1. creating a new cat is constant. it has a very fast execution.

2.getAllCats is linear as it needs to loop through an array in order to return its result.

3.you can use a mapping(address => uint) ownedCats; and then return it in the getAllCats function.

Something that should be considered is that the functions purpose is to view the data rather than writing to storage. This is a free function so in terms of gas reduction its not worth it here. If you edit the getallcats function with a mapping it will cause other functions to require loops.
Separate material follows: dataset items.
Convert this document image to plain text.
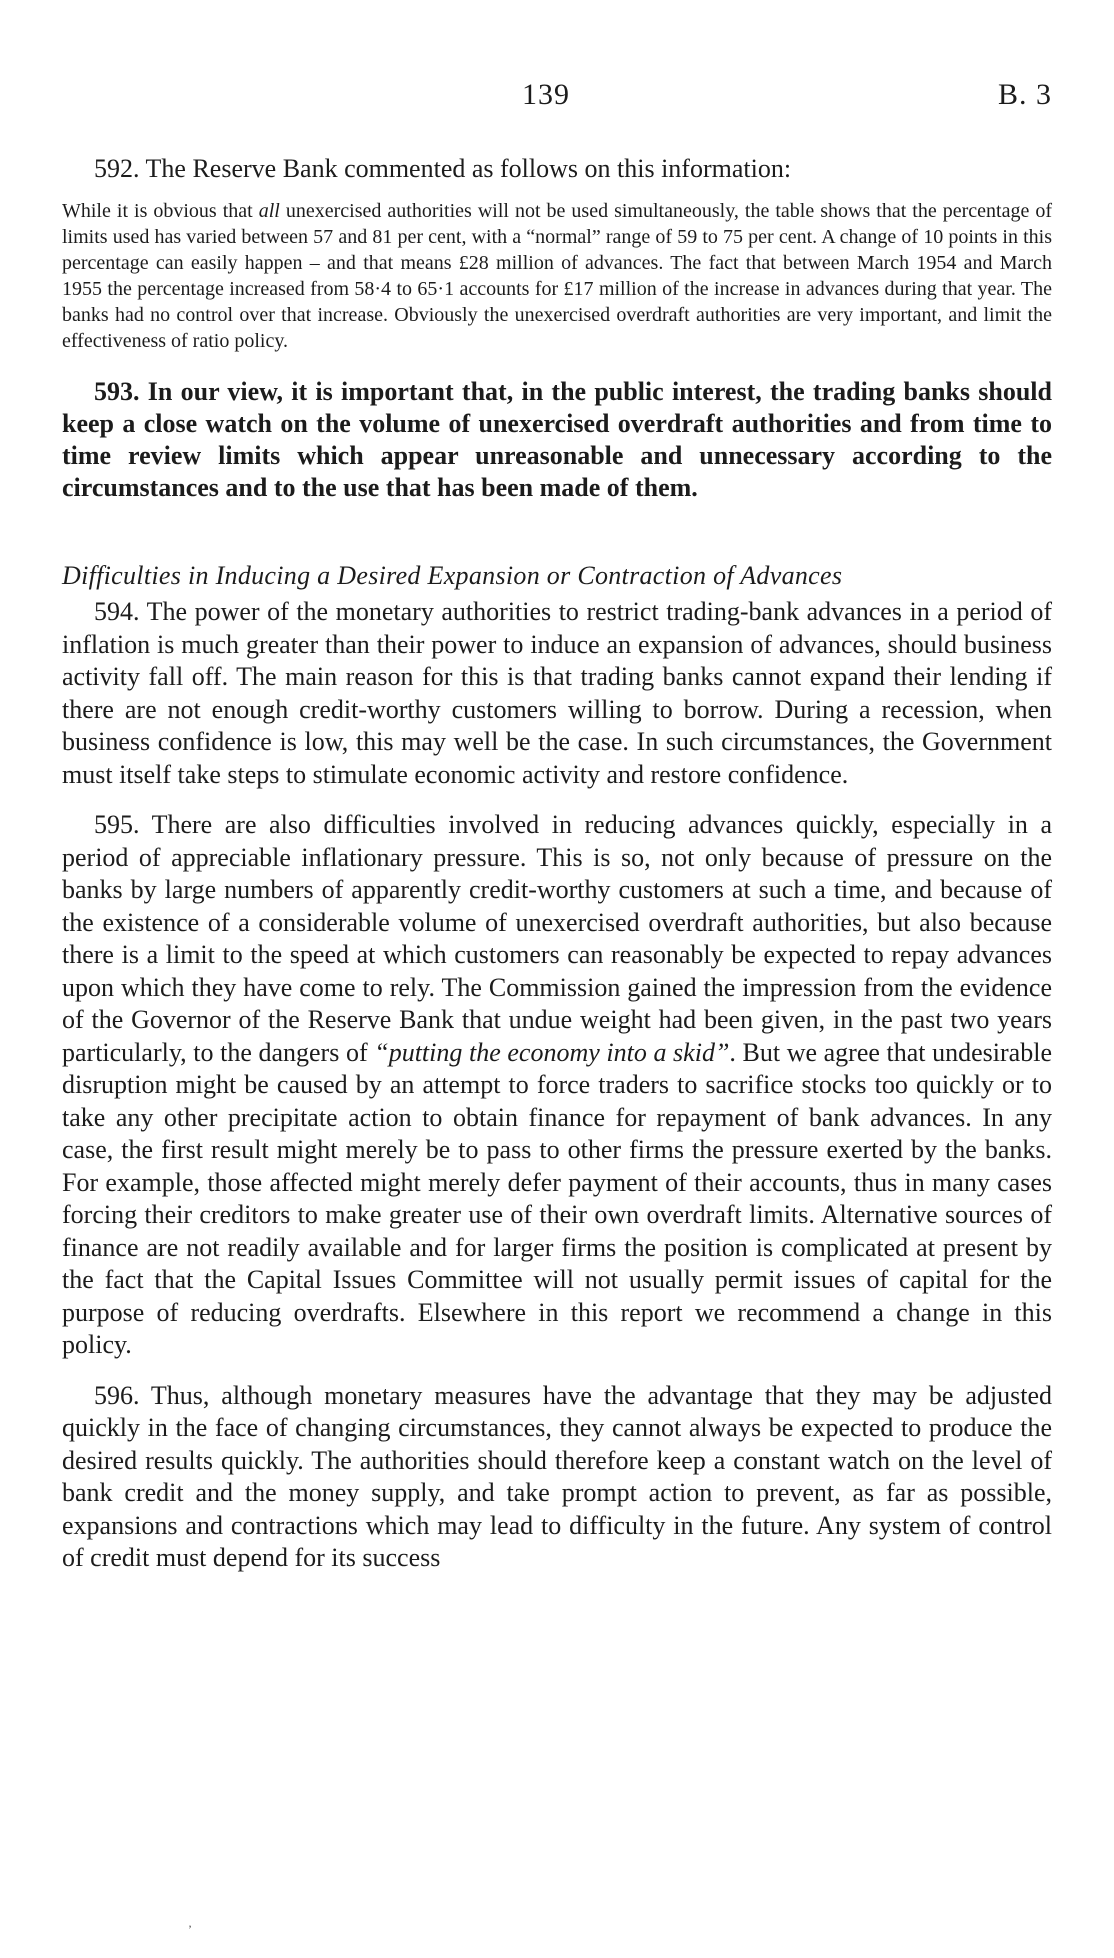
139	B. 3

592. The Reserve Bank commented as follows on this information:

While it is obvious that all unexercised authorities will not be used simultaneously, the table shows that the percentage of limits used has varied between 57 and 81 per cent, with a “normal” range of 59 to 75 per cent. A change of 10 points in this percentage can easily happen – and that means £28 million of advances. The fact that between March 1954 and March 1955 the percentage increased from 58·4 to 65·1 accounts for £17 million of the increase in advances during that year. The banks had no control over that increase. Obviously the unexercised overdraft authorities are very important, and limit the effectiveness of ratio policy.

593. In our view, it is important that, in the public interest, the trading banks should keep a close watch on the volume of unexercised overdraft authorities and from time to time review limits which appear unreasonable and unnecessary according to the circumstances and to the use that has been made of them.

Difficulties in Inducing a Desired Expansion or Contraction of Advances

594. The power of the monetary authorities to restrict trading-bank advances in a period of inflation is much greater than their power to induce an expansion of advances, should business activity fall off. The main reason for this is that trading banks cannot expand their lending if there are not enough credit-worthy customers willing to borrow. During a recession, when business confidence is low, this may well be the case. In such circumstances, the Government must itself take steps to stimulate economic activity and restore confidence.

595. There are also difficulties involved in reducing advances quickly, especially in a period of appreciable inflationary pressure. This is so, not only because of pressure on the banks by large numbers of apparently credit-worthy customers at such a time, and because of the existence of a considerable volume of unexercised overdraft authorities, but also because there is a limit to the speed at which customers can reasonably be expected to repay advances upon which they have come to rely. The Commission gained the impression from the evidence of the Governor of the Reserve Bank that undue weight had been given, in the past two years particularly, to the dangers of “putting the economy into a skid”. But we agree that undesirable disruption might be caused by an attempt to force traders to sacrifice stocks too quickly or to take any other precipitate action to obtain finance for repayment of bank advances. In any case, the first result might merely be to pass to other firms the pressure exerted by the banks. For example, those affected might merely defer payment of their accounts, thus in many cases forcing their creditors to make greater use of their own overdraft limits. Alternative sources of finance are not readily available and for larger firms the position is complicated at present by the fact that the Capital Issues Committee will not usually permit issues of capital for the purpose of reducing overdrafts. Elsewhere in this report we recommend a change in this policy.

596. Thus, although monetary measures have the advantage that they may be adjusted quickly in the face of changing circumstances, they cannot always be expected to produce the desired results quickly. The authorities should therefore keep a constant watch on the level of bank credit and the money supply, and take prompt action to prevent, as far as possible, expansions and contractions which may lead to difficulty in the future. Any system of control of credit must depend for its success

’
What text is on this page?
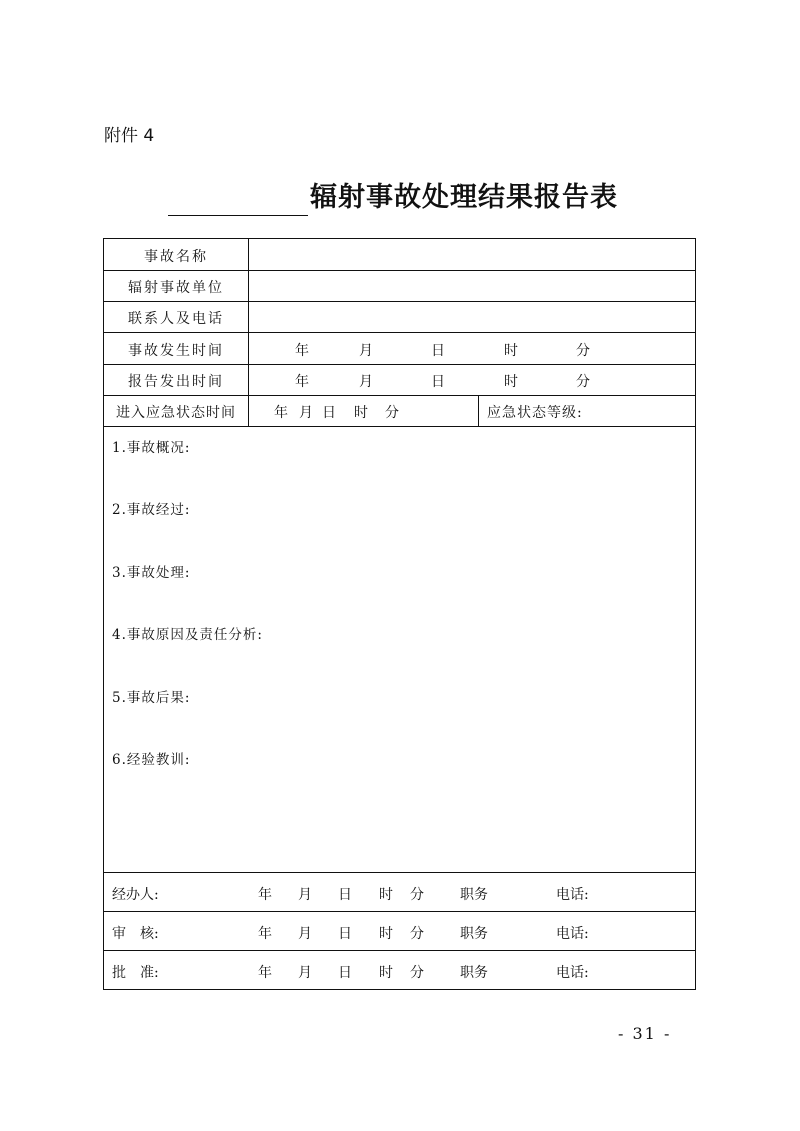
附件 4
辐射事故处理结果报告表
事故名称
辐射事故单位
联系人及电话
事故发生时间	年	月	日	时	分
报告发出时间	年	月	日	时	分
进入应急状态时间	年 月 日 时 分	应急状态等级:
1.事故概况:
2.事故经过:
3.事故处理:
4.事故原因及责任分析:
5.事故后果:
6.经验教训:
经办人:	年 月 日 时 分	职务	电话:
审　核:	年 月 日 时 分	职务	电话:
批　准:	年 月 日 时 分	职务	电话:
- 31 -
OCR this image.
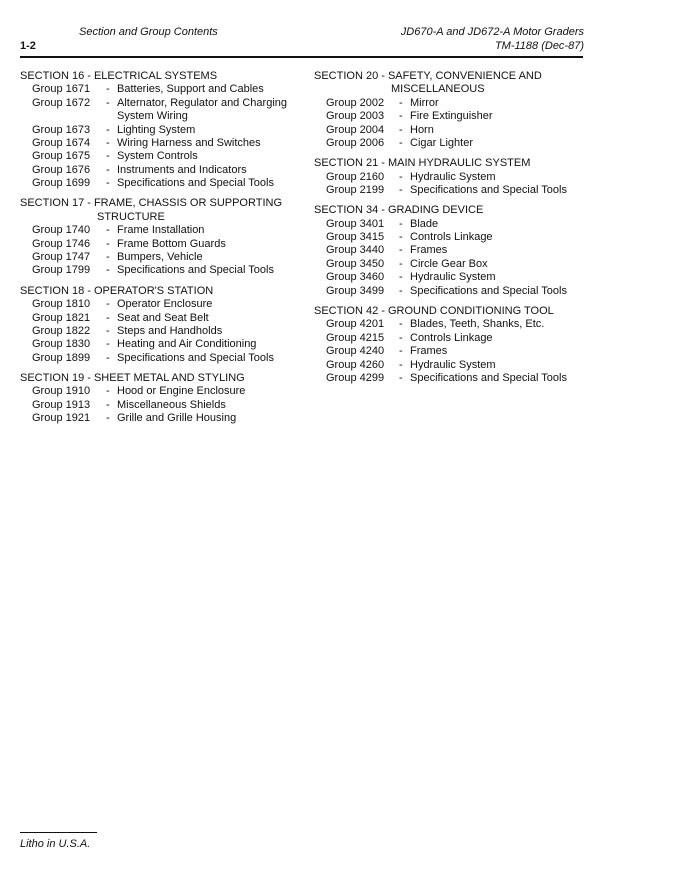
Section and Group Contents
1-2
JD670-A and JD672-A Motor Graders
TM-1188 (Dec-87)
SECTION 16 - ELECTRICAL SYSTEMS
Group 1671	- Batteries, Support and Cables
Group 1672	- Alternator, Regulator and Charging System Wiring
Group 1673	- Lighting System
Group 1674	- Wiring Harness and Switches
Group 1675	- System Controls
Group 1676	- Instruments and Indicators
Group 1699	- Specifications and Special Tools
SECTION 17 - FRAME, CHASSIS OR SUPPORTING
STRUCTURE
Group 1740	- Frame Installation
Group 1746	- Frame Bottom Guards
Group 1747	- Bumpers, Vehicle
Group 1799	- Specifications and Special Tools
SECTION 18 - OPERATOR'S STATION
Group 1810	- Operator Enclosure
Group 1821	- Seat and Seat Belt
Group 1822	- Steps and Handholds
Group 1830	- Heating and Air Conditioning
Group 1899	- Specifications and Special Tools
SECTION 19 - SHEET METAL AND STYLING
Group 1910	- Hood or Engine Enclosure
Group 1913	- Miscellaneous Shields
Group 1921	- Grille and Grille Housing
SECTION 20 - SAFETY, CONVENIENCE AND
MISCELLANEOUS
Group 2002	- Mirror
Group 2003	- Fire Extinguisher
Group 2004	- Horn
Group 2006	- Cigar Lighter
SECTION 21 - MAIN HYDRAULIC SYSTEM
Group 2160	- Hydraulic System
Group 2199	- Specifications and Special Tools
SECTION 34 - GRADING DEVICE
Group 3401	- Blade
Group 3415	- Controls Linkage
Group 3440	- Frames
Group 3450	- Circle Gear Box
Group 3460	- Hydraulic System
Group 3499	- Specifications and Special Tools
SECTION 42 - GROUND CONDITIONING TOOL
Group 4201	- Blades, Teeth, Shanks, Etc.
Group 4215	- Controls Linkage
Group 4240	- Frames
Group 4260	- Hydraulic System
Group 4299	- Specifications and Special Tools
Litho in U.S.A.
Hey guys, my solution to the assignment is the following:

1. Constant, since it does not depend on any loop operation on the list of already existing kittens. All it takes is to push a new element to the array (O(1)), and transfer that Kitten to the respective user, which implies updating the ownershipToken count and kittyIndexToOwner mappings, which are also both O(1) operations.

2. Linear, since the current implementation for this function relies on iterating through the existing Kitten Ids and verifying which belong to the given user.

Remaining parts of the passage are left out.